Daniel
Deusdado – Jornal de Notícias, opinião
Desde
2008 que a Comissão de Coordenação da Região do Algarve deixou de divulgar os
indicadores de qualidade do ar de Faro. Os organismos públicos não têm dinheiro
e cortam em tudo e mais alguma coisa. Na verdade fazia alguma diferença saber
qual a qualidade do ar da principal cidade do Algarve? Nenhuma. Assim como
também não fazia nenhuma diferença cortar as inspeções obrigatórias à qualidade
do ar de edifícios públicos, tal como o fez o Governo no ano passado. A
alteração legislativa gerou protestos das associações dos técnicos de reparação
de sistemas de ar condicionado que trabalhavam em estruturas tão importantes
como hotéis, shoppings, grandes empresas, hospitais ou espaços noturnos de
diversão. Fale-se com qualquer um destes técnicos e dirão que a quantidade de
lixo, pó e bactérias altamente nocivas acumuladas nestes sistemas só podem
fazer mal e explicam uma parte dos problemas respiratórios com que hoje se vive
sistematicamente nas grandes cidades.
Qualquer
um destes casos tem algo a ver com a legionela de Vila Franca de Xira? Depende.

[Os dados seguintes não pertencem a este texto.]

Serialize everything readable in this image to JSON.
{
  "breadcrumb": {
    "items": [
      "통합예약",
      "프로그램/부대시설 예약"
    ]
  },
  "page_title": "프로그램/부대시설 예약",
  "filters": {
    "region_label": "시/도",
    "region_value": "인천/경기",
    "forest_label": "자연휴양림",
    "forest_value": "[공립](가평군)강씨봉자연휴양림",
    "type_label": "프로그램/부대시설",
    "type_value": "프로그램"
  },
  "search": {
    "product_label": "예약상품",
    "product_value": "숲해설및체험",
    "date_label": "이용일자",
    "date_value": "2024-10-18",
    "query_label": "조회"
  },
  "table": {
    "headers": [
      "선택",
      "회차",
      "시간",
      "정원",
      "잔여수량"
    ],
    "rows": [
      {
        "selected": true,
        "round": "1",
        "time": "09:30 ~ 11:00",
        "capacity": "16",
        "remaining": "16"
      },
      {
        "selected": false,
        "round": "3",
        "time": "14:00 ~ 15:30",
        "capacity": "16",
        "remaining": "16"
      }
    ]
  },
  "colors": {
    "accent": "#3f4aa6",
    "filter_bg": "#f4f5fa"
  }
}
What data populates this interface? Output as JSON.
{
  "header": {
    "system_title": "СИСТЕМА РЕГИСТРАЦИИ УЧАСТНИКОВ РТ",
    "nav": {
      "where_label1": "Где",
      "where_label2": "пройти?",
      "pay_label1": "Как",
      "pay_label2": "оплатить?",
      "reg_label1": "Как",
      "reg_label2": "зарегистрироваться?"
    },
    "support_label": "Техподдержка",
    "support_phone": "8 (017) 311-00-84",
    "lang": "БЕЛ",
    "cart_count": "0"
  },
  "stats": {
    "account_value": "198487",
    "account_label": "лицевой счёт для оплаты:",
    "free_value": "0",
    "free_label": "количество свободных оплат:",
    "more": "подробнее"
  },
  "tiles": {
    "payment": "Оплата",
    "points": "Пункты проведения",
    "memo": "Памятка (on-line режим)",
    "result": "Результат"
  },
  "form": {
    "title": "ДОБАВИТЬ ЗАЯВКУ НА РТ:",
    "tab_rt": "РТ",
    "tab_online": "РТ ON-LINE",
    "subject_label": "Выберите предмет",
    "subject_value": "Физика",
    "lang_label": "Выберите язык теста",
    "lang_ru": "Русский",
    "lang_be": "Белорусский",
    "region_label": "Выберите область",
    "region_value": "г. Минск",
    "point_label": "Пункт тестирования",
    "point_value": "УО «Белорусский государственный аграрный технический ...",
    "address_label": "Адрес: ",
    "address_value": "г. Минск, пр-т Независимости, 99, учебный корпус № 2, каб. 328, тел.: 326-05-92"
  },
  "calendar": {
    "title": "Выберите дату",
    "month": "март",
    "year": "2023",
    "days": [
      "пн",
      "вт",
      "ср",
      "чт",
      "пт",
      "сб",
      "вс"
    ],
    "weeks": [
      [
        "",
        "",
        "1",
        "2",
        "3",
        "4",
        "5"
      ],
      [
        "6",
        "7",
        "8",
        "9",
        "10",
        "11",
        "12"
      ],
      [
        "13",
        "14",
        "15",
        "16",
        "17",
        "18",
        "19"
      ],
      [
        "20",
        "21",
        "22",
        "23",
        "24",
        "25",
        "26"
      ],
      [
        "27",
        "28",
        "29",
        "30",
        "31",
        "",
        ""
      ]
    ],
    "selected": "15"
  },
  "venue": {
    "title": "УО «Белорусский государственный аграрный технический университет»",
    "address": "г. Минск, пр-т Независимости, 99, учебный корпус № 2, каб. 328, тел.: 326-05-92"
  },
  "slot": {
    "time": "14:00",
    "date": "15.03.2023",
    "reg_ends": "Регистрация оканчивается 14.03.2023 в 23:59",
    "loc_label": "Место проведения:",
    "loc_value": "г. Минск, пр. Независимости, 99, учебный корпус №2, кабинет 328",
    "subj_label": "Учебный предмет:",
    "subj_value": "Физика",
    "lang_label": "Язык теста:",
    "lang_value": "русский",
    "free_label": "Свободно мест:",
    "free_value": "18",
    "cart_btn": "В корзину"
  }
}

Por ano morrem em média mais de 15 pessoas com legionela (fora as que morrem
por pneumonia sem que se saiba a causa). Morre é uma de cada vez, ao contrário
do que aconteceu desta vez. Daí que ao fim das inspeções obrigatórias conjugue
a típica e silenciosa negligência sobre problemas "pequenos" com a
"simplificação". Depois acode-se em desespero.
Repare-se:
as inspeções às grandes fábricas mantiveram-se obrigatórias, mas nem assim foi
possível apanhar casos como os ocorridos em Vila Franca de Xira.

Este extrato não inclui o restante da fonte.